Après Douala : Le  Port de Bordeaux lie un partenariat avec le PAK

Le processus inhérent est la résultante de l’engagement commun des élus politiques et professionnels de France d’origine camerounaise.

Les premières assises de l’association des Elus en France d’origine camerounaise (EFRACAM), tenues à Yaoundé, du 8 au 12 juillet 2026, remettent au centre du débat la coopération décentralisée entre la France et le Cameroun. Au cœur de cette dynamique se trouve un projet de coopération portuaire entre Bordeaux et Kribi. Laquelle porte les aspirations du Port maritime de Bordeaux de «passer d’une logique d’échange à une logique de co-développement» avec le Cameroun, présenté pour la circonstance comme «un partenaire naturel», à en croire le directeur général, Ivan Martin. Les attentes des parties se ficellent d’ores et déjà autour d’intérêts bien ciblées qui sont à dévoiler à l’occasion future de la signature d’une convention entre les parties. 

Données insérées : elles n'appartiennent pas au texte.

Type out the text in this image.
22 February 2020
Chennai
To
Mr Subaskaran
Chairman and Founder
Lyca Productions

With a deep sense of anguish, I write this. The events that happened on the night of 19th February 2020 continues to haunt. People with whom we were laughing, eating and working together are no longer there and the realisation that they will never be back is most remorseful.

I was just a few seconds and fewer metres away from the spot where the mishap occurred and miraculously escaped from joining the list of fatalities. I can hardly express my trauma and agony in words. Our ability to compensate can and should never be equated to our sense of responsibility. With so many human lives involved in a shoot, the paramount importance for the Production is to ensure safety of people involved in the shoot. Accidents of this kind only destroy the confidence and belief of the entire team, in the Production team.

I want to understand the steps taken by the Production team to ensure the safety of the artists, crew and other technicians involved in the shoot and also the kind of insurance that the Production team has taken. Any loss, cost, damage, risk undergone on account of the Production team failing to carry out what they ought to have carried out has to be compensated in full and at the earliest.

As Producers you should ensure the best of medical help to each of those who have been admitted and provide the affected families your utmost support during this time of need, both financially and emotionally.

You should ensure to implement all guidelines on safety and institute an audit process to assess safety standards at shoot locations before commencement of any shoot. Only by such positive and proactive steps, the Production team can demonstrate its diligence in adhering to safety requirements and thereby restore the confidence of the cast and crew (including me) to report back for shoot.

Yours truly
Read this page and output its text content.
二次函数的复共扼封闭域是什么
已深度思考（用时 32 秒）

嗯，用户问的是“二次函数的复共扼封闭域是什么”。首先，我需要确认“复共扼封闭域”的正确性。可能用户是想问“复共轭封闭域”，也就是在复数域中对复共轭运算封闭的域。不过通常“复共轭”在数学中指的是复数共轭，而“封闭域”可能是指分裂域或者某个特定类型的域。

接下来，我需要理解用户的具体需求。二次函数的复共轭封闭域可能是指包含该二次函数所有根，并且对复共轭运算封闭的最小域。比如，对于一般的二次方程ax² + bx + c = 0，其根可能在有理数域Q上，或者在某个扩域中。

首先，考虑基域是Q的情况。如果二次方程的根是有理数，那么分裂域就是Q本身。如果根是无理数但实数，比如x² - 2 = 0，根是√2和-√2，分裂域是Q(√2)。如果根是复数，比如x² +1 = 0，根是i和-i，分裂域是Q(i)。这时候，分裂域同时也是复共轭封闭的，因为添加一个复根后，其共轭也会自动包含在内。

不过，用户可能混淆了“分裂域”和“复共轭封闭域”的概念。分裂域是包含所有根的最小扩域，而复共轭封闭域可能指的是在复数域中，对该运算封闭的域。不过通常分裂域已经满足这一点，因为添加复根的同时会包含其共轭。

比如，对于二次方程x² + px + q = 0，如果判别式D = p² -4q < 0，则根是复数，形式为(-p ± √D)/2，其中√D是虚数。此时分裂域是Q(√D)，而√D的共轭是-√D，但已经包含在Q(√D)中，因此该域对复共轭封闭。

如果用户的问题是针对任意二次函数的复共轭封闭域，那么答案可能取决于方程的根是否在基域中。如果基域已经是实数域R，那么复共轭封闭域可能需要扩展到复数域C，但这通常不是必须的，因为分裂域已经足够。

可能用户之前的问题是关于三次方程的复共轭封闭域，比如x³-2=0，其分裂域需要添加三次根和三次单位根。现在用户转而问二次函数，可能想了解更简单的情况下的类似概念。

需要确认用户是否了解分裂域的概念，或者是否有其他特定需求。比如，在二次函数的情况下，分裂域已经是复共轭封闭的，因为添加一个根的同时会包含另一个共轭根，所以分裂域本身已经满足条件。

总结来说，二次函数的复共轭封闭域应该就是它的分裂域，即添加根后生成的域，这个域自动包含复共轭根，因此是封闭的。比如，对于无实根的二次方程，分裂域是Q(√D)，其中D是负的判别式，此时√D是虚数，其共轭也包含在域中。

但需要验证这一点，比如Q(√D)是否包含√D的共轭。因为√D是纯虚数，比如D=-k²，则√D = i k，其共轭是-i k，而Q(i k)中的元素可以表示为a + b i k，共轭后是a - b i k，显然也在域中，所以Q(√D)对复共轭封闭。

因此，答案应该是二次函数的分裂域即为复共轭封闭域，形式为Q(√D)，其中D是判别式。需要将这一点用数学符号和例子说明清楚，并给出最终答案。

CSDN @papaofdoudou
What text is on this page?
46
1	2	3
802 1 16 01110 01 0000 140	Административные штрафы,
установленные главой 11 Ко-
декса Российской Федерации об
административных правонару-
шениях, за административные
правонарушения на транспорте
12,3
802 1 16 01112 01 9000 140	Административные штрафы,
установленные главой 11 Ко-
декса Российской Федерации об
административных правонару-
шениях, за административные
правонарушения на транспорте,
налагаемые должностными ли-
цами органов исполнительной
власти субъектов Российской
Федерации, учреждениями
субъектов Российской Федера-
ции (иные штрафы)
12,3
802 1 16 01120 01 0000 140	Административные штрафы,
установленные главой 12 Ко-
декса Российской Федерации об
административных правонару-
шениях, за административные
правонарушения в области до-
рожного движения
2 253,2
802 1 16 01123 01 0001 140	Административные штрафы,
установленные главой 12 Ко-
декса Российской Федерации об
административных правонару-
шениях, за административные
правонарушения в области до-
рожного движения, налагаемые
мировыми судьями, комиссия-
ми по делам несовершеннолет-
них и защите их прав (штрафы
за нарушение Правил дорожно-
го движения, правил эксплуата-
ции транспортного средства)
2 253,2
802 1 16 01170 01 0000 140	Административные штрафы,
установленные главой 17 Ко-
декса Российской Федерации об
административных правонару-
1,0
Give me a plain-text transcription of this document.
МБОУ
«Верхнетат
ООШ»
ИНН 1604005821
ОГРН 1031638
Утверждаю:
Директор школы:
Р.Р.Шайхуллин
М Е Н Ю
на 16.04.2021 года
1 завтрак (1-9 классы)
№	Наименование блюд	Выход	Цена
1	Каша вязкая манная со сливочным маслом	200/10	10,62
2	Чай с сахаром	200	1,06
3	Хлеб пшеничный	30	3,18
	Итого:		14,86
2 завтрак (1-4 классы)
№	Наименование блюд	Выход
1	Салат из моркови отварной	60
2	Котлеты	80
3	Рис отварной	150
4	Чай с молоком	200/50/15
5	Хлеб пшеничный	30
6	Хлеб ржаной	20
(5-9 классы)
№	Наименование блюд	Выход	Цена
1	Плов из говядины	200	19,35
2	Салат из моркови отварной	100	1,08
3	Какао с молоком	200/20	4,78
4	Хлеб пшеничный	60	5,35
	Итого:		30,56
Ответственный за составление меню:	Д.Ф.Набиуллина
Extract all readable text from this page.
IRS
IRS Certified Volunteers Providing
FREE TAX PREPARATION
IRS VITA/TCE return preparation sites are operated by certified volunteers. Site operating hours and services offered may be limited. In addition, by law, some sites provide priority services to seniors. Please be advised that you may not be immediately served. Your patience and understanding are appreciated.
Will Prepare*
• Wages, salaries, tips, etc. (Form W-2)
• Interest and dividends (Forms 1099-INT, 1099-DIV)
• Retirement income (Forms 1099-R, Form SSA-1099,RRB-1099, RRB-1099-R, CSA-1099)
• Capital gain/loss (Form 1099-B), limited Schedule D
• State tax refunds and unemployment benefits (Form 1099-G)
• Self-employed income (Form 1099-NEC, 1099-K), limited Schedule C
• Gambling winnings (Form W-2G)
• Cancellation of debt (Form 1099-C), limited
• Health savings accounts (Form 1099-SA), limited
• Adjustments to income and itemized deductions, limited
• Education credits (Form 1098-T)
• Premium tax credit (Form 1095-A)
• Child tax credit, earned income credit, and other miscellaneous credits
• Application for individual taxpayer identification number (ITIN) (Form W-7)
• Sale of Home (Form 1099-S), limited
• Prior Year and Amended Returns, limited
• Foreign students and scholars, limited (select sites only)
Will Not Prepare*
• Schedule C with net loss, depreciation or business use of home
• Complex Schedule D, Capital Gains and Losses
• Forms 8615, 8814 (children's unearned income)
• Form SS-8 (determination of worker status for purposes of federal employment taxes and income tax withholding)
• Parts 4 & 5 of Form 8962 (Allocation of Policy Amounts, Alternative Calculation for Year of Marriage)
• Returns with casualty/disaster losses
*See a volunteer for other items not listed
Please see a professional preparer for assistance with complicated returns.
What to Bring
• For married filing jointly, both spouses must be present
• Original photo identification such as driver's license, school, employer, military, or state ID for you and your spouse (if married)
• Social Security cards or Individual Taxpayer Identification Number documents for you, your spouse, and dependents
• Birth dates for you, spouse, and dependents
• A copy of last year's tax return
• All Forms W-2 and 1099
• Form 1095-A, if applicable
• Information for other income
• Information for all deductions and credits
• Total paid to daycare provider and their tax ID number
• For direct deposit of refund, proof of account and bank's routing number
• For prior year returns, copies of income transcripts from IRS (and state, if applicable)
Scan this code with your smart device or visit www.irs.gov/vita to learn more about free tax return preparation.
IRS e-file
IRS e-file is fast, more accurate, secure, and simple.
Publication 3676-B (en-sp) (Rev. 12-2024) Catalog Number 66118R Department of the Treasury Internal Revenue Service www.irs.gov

En la matière, les lignes sont tracées: «Nous avons un intérêt tout particulier à nous tourner vers la mer», a déclaré Ivan Martin à l’ouverture des assises d’EFRACAM mercredi. Le contexte lui-même se positionne comme l’architecte de chantier, définissant les bornes spatio-temporaires et les enjeux mécaniques. «On se rencontre aujourd’hui dans un monde perturbé, avec des alliances qui changent tous les jours, qui nous font développer une certaine résidence, une souveraineté sur les échanges, les échanges historiques qui existent entre la France et Cameroun. Il est question de défendre une relation économique équilibrée», martèle le responsable du port Girondais. La formation, le transfert de compétences et l’émergence d’entreprises locales et micro-locales, sont les points sur lesquels Bordeaux souhaite ancrer la coopération escomptée.

 

Premières assises de l’association EFRACAM de l’année 2026.

 

 

L’expérience de Douala comme boussole

Avant Kribi, il y a eu Douala. Le partenariat entre le Port maritime de Bordeaux et le Port Autonome de Douala, lancé en 2019 pour une période de trois ans, est présenté par EFRACAM comme un cas d’école. «C’est une collaboration exemplaire sur plusieurs points. Tout d’abord, c’est la première fois qu’un territoire de France engage une coopération décentralisée avec une ville d’Afrique, pour embarquer en même temps ses acteurs économiques. Ensuite, ce sont plusieurs actions qui ont été implémentées à travers la formation et les relations commerciales, entre autres», explique le président des Elus de France d’origine ou de nationalité camerounaise, Pierre Gaétan Njikam. Les accords entre les deux parties s’étendaient au développement urbain et portuaire, à la sécurité et la navigation.

 

EFRACAM élargit son spectre

Loin de se limiter au maritime, EFRACAM revendique une kyrielle d’autres actions ayant contribué à la création de passerelles de développement entre la France et le Cameroun. Le parrainage, principal outil de ce chantier favorise les échanges portent déjà d’innombrables résultats. Au décompte au moins cinq parrainages activés depuis 2024. «Le dispositif de parrainage consistant pour chaque membre d’EFRACAM d’être un peu le point focal, l’ambassadeur, l’animateur de la relation entre son territoire et une collectivité territoriale camerounaise.  Si nous sommes par exemple ici aujourd’hui au conseil régional du centre, c’est parce qu’en tant que son parrain, il était important pour moi aussi de donner du contenu de mobilisation des élus de la région du centre puisque le comité national paralympique par exemple déploie sa section régionale de l’handisport à Yaoundé », déclare Pierre De Gaétan Njikam Mouliom.  EFRACAM prévoit d’élargir son maillage avec de nouveaux recrutements. Et d’investir d’autres secteurs : jeunesse et culture.